Astronauts Jessica Meir (left) and Christina Koch of NASA in the capsule of the International Space Station are conducting the first all-female space mission. (Photo: NASA).
In 2019, Israeli nonprofit SpaceIL attempted to land a spacecraft on the Moon, becoming the first privately-run mission to do so. In the same year, China’s Chang’e 4 spacecraft also successfully landed on the Moon.
The global astronaut force is also becoming more diverse: Tim Peake becomes the first British professional astronaut, Aidyn Aimbetov becomes the first post-Soviet Kazakh cosmonaut, and the Emirates The United Arab Emirates and Denmark also sent their first astronauts into space.
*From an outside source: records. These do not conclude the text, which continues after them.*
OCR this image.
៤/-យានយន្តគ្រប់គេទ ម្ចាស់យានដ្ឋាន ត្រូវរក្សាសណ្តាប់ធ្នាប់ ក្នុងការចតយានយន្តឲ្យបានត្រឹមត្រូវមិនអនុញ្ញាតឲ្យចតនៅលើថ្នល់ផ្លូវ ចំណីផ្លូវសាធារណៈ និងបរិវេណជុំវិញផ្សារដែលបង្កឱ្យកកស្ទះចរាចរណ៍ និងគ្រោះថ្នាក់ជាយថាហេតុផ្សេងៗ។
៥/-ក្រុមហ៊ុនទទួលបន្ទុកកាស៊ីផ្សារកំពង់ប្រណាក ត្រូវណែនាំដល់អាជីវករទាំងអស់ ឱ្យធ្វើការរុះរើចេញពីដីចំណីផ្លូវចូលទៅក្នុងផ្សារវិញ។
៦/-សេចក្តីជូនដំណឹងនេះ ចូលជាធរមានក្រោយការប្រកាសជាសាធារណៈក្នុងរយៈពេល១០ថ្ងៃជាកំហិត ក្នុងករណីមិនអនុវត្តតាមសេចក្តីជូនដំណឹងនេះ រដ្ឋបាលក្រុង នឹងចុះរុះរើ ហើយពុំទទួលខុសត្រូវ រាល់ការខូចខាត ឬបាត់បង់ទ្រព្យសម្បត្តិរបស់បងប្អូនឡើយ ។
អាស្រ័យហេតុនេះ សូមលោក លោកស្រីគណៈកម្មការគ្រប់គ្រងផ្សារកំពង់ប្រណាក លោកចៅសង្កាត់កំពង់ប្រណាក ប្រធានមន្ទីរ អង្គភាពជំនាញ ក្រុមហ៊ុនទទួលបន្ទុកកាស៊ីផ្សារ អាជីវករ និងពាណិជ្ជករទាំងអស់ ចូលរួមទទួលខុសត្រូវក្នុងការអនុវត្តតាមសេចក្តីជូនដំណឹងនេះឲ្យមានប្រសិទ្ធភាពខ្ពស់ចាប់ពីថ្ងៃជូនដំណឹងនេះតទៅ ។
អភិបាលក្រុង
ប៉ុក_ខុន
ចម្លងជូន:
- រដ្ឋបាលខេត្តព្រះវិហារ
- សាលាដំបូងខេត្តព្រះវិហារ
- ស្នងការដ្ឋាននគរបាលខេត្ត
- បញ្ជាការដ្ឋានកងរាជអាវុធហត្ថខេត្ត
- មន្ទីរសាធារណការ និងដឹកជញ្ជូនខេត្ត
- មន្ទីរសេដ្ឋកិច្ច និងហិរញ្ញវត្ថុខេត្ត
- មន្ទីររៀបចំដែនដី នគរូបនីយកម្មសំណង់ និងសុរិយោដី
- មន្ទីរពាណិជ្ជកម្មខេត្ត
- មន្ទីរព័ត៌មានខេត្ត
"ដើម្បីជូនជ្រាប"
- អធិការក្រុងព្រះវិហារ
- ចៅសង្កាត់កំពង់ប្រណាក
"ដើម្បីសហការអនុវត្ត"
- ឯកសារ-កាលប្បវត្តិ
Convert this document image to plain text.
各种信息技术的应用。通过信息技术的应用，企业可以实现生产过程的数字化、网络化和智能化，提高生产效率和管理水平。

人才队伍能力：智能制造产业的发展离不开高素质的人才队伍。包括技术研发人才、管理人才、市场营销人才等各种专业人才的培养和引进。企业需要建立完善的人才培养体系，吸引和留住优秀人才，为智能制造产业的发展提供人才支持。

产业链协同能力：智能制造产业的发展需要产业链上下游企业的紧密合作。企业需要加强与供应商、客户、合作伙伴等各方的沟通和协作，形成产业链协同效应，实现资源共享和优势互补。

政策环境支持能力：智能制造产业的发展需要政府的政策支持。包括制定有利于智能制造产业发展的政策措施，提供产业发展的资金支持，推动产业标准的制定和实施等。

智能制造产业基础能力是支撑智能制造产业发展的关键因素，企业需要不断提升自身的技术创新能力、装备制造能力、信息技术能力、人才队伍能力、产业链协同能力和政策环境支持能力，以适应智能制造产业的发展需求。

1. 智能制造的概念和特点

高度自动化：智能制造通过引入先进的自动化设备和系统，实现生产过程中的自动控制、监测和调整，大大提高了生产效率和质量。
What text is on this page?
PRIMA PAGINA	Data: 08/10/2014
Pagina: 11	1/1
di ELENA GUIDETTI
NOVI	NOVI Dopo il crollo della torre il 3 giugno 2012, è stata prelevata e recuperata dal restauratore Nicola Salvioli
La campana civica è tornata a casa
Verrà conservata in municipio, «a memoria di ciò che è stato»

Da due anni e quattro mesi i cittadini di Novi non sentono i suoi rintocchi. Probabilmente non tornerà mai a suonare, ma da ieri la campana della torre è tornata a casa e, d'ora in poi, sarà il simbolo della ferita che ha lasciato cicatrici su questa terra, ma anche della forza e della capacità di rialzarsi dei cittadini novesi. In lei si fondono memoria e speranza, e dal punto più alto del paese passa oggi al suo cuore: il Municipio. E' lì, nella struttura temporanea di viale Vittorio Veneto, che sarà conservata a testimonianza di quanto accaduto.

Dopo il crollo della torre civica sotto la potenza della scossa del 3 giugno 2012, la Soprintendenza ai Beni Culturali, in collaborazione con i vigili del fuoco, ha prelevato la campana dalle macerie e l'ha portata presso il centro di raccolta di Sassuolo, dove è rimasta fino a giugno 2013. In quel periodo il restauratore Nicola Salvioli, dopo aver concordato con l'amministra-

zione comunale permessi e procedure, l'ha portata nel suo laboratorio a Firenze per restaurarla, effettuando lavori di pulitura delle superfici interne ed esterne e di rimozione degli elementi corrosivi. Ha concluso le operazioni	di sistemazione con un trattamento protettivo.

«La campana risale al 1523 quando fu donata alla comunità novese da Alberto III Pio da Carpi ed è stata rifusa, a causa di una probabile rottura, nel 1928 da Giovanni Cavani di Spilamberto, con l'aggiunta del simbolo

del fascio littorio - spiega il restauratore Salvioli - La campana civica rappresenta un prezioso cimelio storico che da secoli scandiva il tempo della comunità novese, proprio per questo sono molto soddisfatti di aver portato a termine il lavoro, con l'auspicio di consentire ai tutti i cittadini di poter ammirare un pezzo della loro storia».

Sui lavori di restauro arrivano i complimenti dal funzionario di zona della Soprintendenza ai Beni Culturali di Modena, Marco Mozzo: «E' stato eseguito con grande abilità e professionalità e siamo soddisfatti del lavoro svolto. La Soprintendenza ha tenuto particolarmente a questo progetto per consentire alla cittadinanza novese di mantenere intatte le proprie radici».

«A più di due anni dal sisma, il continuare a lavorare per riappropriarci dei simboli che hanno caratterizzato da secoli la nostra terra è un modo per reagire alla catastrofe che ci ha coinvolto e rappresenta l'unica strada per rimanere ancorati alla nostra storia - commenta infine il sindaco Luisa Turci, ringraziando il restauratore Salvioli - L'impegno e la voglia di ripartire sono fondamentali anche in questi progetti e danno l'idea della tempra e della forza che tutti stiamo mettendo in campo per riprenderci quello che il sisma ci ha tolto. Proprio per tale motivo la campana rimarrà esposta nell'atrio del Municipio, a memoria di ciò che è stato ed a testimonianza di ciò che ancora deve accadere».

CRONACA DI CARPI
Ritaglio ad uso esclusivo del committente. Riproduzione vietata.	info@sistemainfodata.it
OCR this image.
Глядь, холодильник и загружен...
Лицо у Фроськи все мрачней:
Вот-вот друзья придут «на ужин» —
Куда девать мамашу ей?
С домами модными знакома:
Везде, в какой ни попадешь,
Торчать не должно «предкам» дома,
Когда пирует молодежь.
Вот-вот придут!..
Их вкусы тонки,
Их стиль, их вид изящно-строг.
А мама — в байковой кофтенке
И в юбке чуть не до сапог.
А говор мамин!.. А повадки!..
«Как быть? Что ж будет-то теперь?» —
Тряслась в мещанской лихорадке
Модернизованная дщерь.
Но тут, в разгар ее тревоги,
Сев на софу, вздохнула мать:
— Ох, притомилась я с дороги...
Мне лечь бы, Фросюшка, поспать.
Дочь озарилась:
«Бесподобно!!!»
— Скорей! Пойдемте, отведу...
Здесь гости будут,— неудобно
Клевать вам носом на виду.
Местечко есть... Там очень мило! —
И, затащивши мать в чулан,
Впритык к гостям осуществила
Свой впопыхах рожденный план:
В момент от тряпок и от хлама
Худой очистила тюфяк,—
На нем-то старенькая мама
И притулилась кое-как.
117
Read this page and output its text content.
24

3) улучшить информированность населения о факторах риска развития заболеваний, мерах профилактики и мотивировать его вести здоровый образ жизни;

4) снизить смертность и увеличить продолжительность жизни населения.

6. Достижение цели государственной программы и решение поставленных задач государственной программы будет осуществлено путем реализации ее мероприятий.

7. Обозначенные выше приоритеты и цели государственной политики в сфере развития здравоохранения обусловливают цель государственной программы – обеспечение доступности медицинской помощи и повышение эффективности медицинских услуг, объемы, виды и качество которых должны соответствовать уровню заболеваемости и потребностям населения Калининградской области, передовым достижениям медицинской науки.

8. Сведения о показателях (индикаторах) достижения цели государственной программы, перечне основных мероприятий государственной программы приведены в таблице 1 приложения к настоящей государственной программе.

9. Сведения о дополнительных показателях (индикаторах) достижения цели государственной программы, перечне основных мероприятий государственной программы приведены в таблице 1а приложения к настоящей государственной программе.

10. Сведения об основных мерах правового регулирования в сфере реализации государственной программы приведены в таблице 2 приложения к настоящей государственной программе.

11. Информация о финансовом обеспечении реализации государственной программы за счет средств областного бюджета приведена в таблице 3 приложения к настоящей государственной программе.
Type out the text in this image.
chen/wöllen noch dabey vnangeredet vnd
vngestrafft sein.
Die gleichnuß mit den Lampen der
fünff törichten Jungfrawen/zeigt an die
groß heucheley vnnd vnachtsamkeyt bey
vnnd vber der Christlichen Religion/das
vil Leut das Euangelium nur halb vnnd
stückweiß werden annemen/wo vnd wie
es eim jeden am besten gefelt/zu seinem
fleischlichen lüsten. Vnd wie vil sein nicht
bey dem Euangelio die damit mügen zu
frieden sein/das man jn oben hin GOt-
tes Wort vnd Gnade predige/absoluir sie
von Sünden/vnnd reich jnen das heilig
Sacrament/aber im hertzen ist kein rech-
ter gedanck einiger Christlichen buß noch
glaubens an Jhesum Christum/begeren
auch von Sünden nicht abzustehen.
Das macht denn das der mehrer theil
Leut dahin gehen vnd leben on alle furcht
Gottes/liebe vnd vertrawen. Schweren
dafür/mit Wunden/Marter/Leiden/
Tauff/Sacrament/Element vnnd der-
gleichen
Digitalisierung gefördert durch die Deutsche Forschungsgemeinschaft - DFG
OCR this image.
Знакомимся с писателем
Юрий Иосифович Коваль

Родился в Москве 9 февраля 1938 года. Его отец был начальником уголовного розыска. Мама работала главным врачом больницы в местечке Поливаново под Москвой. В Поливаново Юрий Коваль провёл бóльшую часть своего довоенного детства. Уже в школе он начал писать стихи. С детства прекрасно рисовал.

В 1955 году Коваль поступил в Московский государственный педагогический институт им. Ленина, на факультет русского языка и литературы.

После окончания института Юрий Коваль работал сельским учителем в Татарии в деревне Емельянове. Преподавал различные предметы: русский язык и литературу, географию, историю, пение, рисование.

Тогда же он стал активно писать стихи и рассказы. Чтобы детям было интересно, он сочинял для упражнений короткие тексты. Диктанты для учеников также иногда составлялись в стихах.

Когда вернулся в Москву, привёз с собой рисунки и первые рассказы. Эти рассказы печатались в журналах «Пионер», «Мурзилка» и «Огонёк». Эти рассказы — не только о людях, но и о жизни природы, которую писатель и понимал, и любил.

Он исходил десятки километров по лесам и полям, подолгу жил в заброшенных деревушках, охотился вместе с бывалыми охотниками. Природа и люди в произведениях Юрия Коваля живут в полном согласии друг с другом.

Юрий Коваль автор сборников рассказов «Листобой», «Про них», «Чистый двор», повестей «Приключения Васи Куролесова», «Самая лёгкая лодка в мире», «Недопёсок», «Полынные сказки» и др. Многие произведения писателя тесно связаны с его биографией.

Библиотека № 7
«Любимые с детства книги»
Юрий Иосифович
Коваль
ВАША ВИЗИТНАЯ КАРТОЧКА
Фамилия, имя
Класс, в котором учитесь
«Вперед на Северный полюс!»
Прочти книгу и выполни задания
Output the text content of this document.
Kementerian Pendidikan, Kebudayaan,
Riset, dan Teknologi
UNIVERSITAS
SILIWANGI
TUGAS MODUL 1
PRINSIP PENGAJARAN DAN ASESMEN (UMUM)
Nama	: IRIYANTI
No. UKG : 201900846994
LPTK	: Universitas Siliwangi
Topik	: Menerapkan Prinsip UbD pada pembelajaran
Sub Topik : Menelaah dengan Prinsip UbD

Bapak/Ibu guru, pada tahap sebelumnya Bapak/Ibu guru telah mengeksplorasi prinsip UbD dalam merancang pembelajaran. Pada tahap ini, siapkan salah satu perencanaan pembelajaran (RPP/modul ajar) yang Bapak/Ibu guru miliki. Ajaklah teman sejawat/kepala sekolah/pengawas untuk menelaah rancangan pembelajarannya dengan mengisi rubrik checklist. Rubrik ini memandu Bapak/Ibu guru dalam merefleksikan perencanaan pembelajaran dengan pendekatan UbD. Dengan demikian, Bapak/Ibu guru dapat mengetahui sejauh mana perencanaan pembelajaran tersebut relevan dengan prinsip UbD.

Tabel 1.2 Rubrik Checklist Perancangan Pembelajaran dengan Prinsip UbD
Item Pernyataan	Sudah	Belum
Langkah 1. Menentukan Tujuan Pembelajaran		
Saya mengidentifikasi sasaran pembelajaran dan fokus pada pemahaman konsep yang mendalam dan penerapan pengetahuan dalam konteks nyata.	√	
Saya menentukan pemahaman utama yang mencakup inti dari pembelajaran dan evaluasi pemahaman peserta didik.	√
What’s more, NASA astronauts Jessica Meir and Christina Koch performed the first all-female space mission.
In the US, after the last space shuttle was launched in 2011, private companies sought to fill this void. In 2012, SpaceX launched the first commercial resupply mission to the International Space Station (ISS). In 2015, Blue Origin and SpaceX became the first companies to successfully launch reusable rockets into space and then safely return them to Earth, marking a milestone in sending ships to space. low Earth orbit economically and inexpensively.
To understand the natural world, scientists must measure it. But how do we define the units of measure? Over the decades, scientists have gradually redefined classical units in terms of universal constants, such as using the speed of light to help determine the length of a meter.
But the scientific unit of mass, the kilogram, is still attached to the Le Grand K mass, which is a metal cylinder located in France. If the mass of the embryo changes for any reason, the scientists will have to recalibrate their weighing instruments.
A standard kilogram at the US National Measurement Laboratory in Gaithersburg, Maryland. This is the US-based standard kilogram copied from the original in France. (Photo: Robert Rathe).
But that’s gone in 2019. Scientists around the world have come together to adopt a new definition of the kilogram based on a fundamental factor in physics called Planck’s constant. The new definition is thus improved for the units for measuring current, temperature and the number of particles in a given substance. For the first time in history, all of our scientific units now derive from universal constants to ensure a future era of more precise measurement.